Gli esperti fanno tuttavia notare che, per spiegare i volumi della contrazione, occorre anche ricordare la crescita esponenziale delle sofferenze e dei crediti deteriorati (passati nello stesso arco di tempo da 50 a 181 miliardi di euro) e la riduzione del patrimonio netto.

Infatti il rapporto tra impieghi alla clientela e rapporto netto è passato da 8,52 (nel 2009) a 8,73 (settembre 2014) a dimostrazione che i mezzi proprio si sono contratti in linea con la riduzione dei crediti.
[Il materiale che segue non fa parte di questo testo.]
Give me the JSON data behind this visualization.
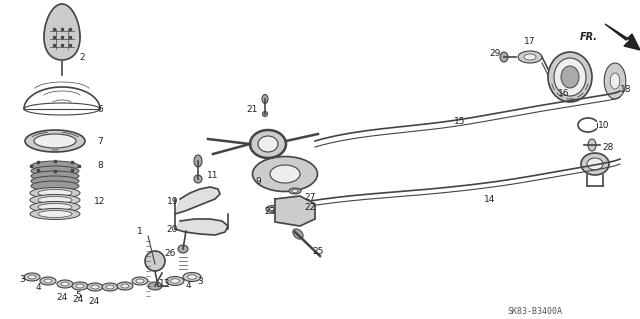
{
  "background_color": "#ffffff",
  "line_color": "#444444",
  "diagram_code": "SK83-B3400A",
  "figsize": [
    6.4,
    3.19
  ],
  "dpi": 100
}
Resta comunque il fatto che, una volta archiviati gli stress test della BCE e soddisfatti tutti i requisiti patrimoniali (con il gruppo Montepaschi e Banca Carige che stanno provvedendo all’ulteriore rafforzamento delle risorse come richiesto dall’Eurotower), ci sono ora tutte le condizioni affinchè gli istituti italiani siano più disponibili a erogare prestiti a imprese e famiglie.
Una condizione che, associata al graduale aumento della domanda di credito delle imprese italiane (come certificato dall’ultimo Osservatorio Crif), potrebbe consentire alla nostra anemica economia di ritrovare un ritmo un po’ più sostenuto.
Un quadro tendenzialmente più positivo per il settore bancario italiano che, non a caso, da inizio anno è entrato di nuovo nei radar dei grandi investitori internazionali pronti a mettere mano alle proprie risorse finanziarie per impiegarle in quote degli istituti di credito del nostro paese ritenuti ora più sottovalutati e piuttosto promettenti sotto l’aspetto della redditività futura.